Peró penso anche che forse tanto male non ero, perché alla fine anche se ho dovuto sacrificare tanto di me son riuscita a migliorare. Il sacrificio, ovviamente, é aver lasciato tutto ció che avevo costruito in quei 7 anni di vita all'estero per tornare qui in Italia senza niente e ricominciare da...sotto zero. E non che ora la situazione sia tanto migliore, economicamente parlando, ma io almeno sono una madre decente, che non piange piú, che non si colpevolizza per ogni piccola cosa che non sa fare bene, e che guardando mio figlio mi dico che di cose ne ho imparate, e da tempo, ormai, riesco a ringraziare per ogni attimo insieme a lui.
Perché ho avuto la fortuna di avere un figlio sano, bello, ai miei occhi perfetto, e ringrazio ogni giorno per questo.
E son questi i motivi che spesso mi portano a scrivere di quel che ci circonda, di quei problemi effimeri che si creano, come nei post precedenti. Perché dopo la mia esperienza io non vedo la mia quotidianeitá come la vedono gli altri. Perché se io non mi faccio problemi sull'educazione di mio figlio non capisco perché se la debbano fare gli altri.

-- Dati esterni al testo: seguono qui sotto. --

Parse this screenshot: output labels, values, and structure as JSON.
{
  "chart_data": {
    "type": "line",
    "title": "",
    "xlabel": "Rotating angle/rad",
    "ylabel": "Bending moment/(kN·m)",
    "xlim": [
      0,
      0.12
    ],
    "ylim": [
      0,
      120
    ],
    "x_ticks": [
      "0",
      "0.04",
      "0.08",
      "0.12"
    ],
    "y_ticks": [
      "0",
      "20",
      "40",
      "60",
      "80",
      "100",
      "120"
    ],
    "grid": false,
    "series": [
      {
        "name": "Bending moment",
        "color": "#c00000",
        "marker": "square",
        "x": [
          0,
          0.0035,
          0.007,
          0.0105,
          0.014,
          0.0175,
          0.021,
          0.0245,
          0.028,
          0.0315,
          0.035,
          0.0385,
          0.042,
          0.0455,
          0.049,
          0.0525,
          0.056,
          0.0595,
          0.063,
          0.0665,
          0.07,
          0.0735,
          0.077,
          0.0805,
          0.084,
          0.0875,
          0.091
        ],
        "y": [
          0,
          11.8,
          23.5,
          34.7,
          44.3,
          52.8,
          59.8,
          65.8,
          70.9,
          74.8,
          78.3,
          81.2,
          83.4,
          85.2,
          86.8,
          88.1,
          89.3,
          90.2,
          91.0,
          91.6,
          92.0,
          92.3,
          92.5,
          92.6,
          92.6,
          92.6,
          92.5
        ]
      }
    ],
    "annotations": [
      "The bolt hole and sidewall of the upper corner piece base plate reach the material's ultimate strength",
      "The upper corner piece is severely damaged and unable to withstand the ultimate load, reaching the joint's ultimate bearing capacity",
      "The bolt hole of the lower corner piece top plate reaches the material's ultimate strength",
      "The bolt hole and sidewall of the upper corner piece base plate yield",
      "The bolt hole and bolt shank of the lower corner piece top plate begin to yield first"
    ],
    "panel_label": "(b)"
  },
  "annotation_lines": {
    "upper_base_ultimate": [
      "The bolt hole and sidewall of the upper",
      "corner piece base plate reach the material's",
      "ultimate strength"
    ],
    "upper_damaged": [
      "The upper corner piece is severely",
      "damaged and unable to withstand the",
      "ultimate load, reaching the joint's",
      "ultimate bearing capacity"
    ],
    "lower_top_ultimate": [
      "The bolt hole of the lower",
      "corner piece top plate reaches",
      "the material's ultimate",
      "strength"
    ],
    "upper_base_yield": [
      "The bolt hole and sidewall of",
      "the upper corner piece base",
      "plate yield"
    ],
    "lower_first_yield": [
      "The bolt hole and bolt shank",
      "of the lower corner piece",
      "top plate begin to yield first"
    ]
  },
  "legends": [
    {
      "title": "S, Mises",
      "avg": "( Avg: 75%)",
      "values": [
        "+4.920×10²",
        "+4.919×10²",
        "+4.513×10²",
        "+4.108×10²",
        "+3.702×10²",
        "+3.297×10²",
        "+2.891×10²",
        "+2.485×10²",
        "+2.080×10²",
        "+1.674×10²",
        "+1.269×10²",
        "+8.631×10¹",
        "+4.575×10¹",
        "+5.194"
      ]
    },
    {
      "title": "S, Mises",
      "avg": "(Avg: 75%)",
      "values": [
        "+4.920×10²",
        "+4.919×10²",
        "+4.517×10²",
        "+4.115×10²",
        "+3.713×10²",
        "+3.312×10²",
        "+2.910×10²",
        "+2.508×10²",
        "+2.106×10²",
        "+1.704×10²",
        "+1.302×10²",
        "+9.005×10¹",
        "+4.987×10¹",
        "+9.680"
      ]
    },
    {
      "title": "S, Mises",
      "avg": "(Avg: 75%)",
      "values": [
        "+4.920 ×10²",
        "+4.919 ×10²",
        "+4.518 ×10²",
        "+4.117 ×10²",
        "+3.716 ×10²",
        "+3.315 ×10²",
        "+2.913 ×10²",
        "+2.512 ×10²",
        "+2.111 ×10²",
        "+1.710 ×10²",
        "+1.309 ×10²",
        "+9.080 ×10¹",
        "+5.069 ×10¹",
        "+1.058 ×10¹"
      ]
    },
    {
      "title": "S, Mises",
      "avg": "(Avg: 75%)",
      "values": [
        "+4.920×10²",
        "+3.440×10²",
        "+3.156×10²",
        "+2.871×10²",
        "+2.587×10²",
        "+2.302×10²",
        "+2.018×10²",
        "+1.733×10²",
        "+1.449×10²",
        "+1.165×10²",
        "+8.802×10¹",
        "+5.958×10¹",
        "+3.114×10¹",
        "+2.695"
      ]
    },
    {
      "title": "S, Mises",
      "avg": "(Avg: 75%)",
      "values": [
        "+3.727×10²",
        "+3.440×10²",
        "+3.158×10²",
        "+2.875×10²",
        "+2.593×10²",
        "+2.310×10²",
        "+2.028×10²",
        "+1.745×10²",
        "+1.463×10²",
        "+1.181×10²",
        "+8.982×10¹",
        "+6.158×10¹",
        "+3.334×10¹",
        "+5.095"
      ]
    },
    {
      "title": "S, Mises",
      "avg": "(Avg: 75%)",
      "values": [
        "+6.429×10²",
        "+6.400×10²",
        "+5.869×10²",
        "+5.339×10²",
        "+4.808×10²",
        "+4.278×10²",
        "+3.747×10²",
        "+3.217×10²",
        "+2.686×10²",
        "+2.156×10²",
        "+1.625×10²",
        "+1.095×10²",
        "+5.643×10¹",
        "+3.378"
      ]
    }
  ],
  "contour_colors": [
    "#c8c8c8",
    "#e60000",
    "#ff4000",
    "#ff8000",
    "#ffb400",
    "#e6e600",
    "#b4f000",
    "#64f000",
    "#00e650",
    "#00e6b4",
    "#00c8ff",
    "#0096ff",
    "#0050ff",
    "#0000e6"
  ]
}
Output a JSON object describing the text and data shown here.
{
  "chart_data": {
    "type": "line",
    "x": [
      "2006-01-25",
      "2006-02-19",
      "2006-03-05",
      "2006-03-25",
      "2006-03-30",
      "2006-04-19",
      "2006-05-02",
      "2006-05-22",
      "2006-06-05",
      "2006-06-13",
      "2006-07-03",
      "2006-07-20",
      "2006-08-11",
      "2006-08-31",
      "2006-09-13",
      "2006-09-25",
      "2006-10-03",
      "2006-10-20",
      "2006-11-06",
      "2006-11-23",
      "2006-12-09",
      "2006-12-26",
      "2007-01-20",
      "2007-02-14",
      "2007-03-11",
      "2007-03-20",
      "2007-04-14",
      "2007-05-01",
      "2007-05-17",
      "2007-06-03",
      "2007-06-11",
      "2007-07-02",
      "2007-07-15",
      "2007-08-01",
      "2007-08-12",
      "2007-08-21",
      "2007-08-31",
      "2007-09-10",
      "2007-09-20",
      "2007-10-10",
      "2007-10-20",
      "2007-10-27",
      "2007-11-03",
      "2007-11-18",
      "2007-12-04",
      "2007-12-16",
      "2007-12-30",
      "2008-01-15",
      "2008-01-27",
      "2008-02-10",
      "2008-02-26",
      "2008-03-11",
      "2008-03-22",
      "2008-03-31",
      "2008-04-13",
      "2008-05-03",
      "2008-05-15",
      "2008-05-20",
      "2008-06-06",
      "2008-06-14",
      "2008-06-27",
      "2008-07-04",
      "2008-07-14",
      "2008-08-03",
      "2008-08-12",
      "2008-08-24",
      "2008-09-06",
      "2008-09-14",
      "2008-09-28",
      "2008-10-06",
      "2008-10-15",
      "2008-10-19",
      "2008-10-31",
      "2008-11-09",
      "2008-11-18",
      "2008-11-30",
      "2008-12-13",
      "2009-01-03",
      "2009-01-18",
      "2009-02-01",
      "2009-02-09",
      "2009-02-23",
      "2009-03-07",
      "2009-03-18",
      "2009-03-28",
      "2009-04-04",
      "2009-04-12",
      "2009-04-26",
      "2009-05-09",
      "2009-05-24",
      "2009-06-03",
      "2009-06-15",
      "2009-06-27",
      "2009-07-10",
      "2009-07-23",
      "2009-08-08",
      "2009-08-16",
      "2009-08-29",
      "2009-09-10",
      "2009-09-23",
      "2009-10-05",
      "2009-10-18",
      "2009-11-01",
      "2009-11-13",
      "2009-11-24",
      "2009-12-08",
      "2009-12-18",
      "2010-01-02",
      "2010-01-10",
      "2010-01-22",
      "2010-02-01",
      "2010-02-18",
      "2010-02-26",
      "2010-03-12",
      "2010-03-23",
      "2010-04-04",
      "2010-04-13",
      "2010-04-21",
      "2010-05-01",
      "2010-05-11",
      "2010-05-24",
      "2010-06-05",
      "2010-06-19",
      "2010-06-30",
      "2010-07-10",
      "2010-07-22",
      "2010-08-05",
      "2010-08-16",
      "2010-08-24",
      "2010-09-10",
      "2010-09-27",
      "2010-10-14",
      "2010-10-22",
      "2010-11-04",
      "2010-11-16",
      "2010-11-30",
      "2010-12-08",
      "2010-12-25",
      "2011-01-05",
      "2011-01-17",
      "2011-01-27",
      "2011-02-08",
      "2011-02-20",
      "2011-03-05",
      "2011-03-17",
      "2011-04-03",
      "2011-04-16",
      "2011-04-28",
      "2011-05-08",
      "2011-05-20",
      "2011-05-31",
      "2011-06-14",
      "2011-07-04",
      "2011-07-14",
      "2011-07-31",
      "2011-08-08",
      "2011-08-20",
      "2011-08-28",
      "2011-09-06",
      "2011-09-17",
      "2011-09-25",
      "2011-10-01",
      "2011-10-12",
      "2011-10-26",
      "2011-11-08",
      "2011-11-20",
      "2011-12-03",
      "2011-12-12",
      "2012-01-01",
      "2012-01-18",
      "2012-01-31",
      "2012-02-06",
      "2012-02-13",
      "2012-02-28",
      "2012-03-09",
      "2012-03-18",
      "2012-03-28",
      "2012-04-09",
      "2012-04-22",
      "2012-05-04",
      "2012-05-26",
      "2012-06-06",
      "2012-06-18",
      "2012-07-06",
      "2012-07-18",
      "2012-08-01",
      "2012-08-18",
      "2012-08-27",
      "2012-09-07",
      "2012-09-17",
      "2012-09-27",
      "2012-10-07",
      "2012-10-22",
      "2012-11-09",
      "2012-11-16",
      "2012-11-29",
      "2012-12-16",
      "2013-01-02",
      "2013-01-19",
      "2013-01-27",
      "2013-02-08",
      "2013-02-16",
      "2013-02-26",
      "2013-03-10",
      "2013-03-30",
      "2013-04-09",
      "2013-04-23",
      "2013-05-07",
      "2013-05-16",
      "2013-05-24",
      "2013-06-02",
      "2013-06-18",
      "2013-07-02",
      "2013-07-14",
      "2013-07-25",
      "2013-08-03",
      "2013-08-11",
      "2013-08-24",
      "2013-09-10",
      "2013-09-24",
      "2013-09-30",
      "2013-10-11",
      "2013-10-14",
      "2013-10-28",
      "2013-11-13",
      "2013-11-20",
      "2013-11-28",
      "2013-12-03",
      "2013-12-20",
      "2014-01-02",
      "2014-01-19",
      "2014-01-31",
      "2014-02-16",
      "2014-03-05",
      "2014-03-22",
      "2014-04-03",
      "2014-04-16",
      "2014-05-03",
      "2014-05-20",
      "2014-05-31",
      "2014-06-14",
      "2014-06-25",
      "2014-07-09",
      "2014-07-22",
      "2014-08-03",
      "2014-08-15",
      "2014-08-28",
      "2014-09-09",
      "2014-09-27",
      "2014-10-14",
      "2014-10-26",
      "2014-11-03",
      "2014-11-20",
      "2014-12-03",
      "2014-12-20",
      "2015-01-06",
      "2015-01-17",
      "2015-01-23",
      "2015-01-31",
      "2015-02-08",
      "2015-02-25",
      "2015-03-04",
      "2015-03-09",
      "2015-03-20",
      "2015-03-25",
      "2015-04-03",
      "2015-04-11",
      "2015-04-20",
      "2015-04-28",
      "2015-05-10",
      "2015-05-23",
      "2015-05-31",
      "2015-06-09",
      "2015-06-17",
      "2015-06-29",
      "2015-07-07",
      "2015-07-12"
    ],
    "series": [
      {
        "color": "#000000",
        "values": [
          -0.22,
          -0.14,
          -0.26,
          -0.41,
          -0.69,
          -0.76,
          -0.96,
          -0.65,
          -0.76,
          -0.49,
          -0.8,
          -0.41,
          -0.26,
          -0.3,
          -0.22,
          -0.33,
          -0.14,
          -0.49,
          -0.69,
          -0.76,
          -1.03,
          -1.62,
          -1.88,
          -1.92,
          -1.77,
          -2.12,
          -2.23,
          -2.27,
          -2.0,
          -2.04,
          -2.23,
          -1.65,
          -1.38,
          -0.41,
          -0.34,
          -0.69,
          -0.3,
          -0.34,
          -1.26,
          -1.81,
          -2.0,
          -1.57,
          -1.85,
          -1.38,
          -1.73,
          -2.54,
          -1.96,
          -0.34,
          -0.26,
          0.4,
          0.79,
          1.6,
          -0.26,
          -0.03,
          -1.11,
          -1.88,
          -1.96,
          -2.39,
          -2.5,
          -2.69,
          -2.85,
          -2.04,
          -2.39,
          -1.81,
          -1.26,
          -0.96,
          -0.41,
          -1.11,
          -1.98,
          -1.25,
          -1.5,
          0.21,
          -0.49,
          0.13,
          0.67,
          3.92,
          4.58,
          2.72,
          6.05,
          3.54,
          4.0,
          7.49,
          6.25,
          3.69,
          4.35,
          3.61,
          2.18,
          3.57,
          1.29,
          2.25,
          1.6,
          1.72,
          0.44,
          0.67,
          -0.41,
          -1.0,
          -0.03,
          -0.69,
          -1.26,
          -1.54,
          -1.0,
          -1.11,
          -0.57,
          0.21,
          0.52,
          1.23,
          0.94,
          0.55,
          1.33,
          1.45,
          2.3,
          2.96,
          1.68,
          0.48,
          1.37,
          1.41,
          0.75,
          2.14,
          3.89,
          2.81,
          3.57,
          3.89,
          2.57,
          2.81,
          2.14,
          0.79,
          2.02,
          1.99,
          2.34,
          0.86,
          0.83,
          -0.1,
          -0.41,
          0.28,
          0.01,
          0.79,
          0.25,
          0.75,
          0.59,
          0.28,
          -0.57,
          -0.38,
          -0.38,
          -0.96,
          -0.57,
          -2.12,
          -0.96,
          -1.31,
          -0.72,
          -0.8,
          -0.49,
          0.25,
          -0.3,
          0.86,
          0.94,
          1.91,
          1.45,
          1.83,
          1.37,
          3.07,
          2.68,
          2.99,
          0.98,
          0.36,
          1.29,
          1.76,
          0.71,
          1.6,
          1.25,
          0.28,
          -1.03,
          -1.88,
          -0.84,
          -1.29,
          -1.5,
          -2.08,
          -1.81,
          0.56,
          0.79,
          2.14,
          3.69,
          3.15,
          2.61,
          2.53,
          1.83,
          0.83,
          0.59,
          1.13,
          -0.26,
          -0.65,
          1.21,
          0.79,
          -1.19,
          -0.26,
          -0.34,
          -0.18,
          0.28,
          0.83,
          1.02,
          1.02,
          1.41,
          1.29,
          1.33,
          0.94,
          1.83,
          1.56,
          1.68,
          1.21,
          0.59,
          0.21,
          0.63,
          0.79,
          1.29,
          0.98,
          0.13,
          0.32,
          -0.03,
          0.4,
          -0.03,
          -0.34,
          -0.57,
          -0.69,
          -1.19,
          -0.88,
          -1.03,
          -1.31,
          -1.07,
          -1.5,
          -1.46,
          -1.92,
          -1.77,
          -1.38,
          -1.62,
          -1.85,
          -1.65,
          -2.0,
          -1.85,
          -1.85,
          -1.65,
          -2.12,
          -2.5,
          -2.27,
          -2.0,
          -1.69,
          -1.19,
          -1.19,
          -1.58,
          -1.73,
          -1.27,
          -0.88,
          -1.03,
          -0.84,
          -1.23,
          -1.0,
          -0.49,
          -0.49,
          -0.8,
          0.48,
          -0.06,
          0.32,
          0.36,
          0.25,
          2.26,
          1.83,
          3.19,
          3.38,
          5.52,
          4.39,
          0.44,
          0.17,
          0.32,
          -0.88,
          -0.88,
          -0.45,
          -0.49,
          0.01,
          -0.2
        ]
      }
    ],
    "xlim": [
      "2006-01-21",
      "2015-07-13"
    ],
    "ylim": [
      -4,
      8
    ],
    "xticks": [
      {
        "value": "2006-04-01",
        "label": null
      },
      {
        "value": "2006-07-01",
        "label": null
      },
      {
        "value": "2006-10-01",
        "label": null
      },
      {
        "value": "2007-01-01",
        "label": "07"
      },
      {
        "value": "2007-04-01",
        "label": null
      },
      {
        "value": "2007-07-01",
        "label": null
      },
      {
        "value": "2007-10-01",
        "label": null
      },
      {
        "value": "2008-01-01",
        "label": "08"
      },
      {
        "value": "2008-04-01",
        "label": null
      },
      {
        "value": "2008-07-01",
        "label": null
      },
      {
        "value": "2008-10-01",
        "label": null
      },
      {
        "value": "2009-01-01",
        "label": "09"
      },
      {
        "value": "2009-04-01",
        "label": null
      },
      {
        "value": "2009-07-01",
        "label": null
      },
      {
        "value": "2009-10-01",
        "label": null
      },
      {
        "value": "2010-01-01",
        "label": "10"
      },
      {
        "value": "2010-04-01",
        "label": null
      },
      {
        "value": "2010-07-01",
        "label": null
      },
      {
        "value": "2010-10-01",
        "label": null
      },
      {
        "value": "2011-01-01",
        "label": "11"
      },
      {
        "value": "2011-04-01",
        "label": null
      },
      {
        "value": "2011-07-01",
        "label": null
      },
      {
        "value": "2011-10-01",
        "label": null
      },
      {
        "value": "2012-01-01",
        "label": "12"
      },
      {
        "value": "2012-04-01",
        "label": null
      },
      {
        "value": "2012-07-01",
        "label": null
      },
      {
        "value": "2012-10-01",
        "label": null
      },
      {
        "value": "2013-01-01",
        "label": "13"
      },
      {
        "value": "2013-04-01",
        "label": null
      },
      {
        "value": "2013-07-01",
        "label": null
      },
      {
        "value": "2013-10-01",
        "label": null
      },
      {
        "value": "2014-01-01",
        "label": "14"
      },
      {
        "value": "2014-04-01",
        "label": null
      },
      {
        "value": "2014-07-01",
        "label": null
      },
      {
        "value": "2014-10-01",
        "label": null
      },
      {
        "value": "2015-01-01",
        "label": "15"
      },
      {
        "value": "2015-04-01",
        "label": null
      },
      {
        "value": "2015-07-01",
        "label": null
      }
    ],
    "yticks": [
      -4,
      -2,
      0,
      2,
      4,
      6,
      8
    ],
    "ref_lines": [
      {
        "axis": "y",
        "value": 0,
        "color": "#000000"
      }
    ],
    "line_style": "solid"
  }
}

Dopo un anno e mezzo dal ritorno in Italia ho, in parte, rifatto pace con me stessa e il mio passato. Non senza lacrime, purtroppo. Un percorso non facile ma che mi ha cambiato, e sempre spero di poter migliorare per quel bimbo che sto crescendo e che amo pazzamente. Mi porto ancora dietro i postumi di quei quasi due anni stancanti, ma che ora emergono solo quando sono sola, quando appunto mi siedo a pensare a come migliorare ancora questi "difetti" che mi son rimasti. E poco a poco spero di farcela.